Abstract

URTeC 1581112 Recent developments in oil and gas production from very low permeability reservoirs involving hydraulic fracturing indicate that much of the hydraulic energy is dissipated in shear failure reactivation of preexisting planes of weakness. Not all preexisting planes of weakness will reactivate for a given hydraulic fracturing treatment and present day state of stress. Thus, it is useful to have the ability to predict the existence and orientation of planes of weakness that can be reactivated in an area. Typically, planes of weakness result from rock rupture when the stress on the rock exceeds the strength of the rock. How frequently rock failure occurs is a function of the structural and burial history of the rock and the strength changes over time. Here, we propose a method that generates a stress history including estimates of stress magnitude and direction and evaluates the history of rock strength. Thus, we can determine when the stresses exceeded the rock strength and what planes of weakness in what orientations should have formed. In our approach we first derive the stress history by combining the structural history with the burial history through a series of stress polygons. Next the rock strength history is developed through an iterative process using standard correlations with porosity and the stress history. We are using a modified p-q approach that is constrained by internal friction angle of the rock at the time of initial shear rupture as recorded in the dip of nearby fault planes. One of the initial base case assumptions in our approach in both the stress and rock strength histories is a normal pore pressure model.

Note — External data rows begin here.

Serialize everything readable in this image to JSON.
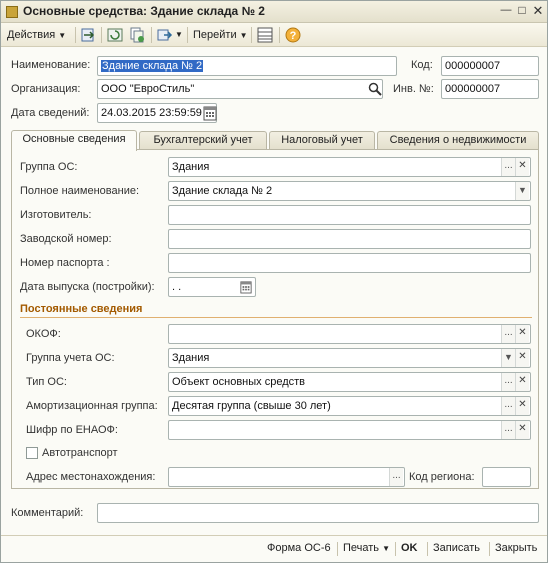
{
  "window": {
    "title": "Основные средства: Здание склада № 2"
  },
  "toolbar": {
    "actions_label": "Действия",
    "goto_label": "Перейти"
  },
  "header": {
    "name_label": "Наименование:",
    "name_value": "Здание склада № 2",
    "code_label": "Код:",
    "code_value": "000000007",
    "org_label": "Организация:",
    "org_value": "ООО \"ЕвроСтиль\"",
    "inv_label": "Инв. №:",
    "inv_value": "000000007",
    "date_label": "Дата сведений:",
    "date_value": "24.03.2015 23:59:59"
  },
  "tabs": [
    "Основные сведения",
    "Бухгалтерский учет",
    "Налоговый учет",
    "Сведения о недвижимости"
  ],
  "main": {
    "group_label": "Группа ОС:",
    "group_value": "Здания",
    "fullname_label": "Полное наименование:",
    "fullname_value": "Здание склада № 2",
    "maker_label": "Изготовитель:",
    "maker_value": "",
    "serial_label": "Заводской номер:",
    "serial_value": "",
    "passport_label": "Номер паспорта :",
    "passport_value": "",
    "release_label": "Дата выпуска (постройки):",
    "release_value": " .  .",
    "section_title": "Постоянные сведения",
    "okof_label": "ОКОФ:",
    "okof_value": "",
    "acc_group_label": "Группа учета ОС:",
    "acc_group_value": "Здания",
    "type_label": "Тип ОС:",
    "type_value": "Объект основных средств",
    "amort_label": "Амортизационная группа:",
    "amort_value": "Десятая группа (свыше 30 лет)",
    "enaof_label": "Шифр по ЕНАОФ:",
    "enaof_value": "",
    "auto_label": "Автотранспорт",
    "address_label": "Адрес местонахождения:",
    "address_value": "",
    "region_label": "Код региона:",
    "region_value": ""
  },
  "comment": {
    "label": "Комментарий:",
    "value": ""
  },
  "footer": {
    "form_label": "Форма ОС-6",
    "print_label": "Печать",
    "ok_label": "OK",
    "save_label": "Записать",
    "close_label": "Закрыть"
  },
  "colors": {
    "accent": "#316ac5",
    "section": "#a35a00"
  }
}
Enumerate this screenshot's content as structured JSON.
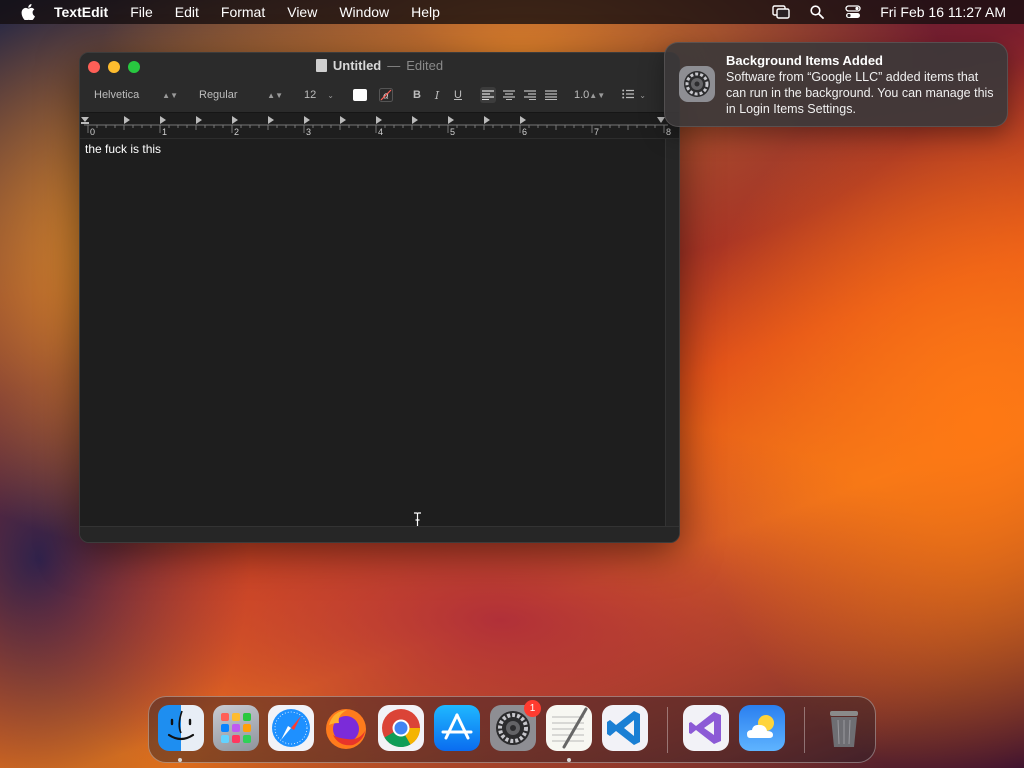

To illustrate the method, we will present an example using readily available information for the Barnett Shale in the Fort Worth basin that supports the existence of the two known fracture sets. With our approach we will constrain whether these fracture sets formed during contractional deformation related to the late Paleozoic Ouachita orogeny, rifting in the Triassic-Jurassic, a short phase of additional burial in the Cretaceous, or subsequent minor exhumation.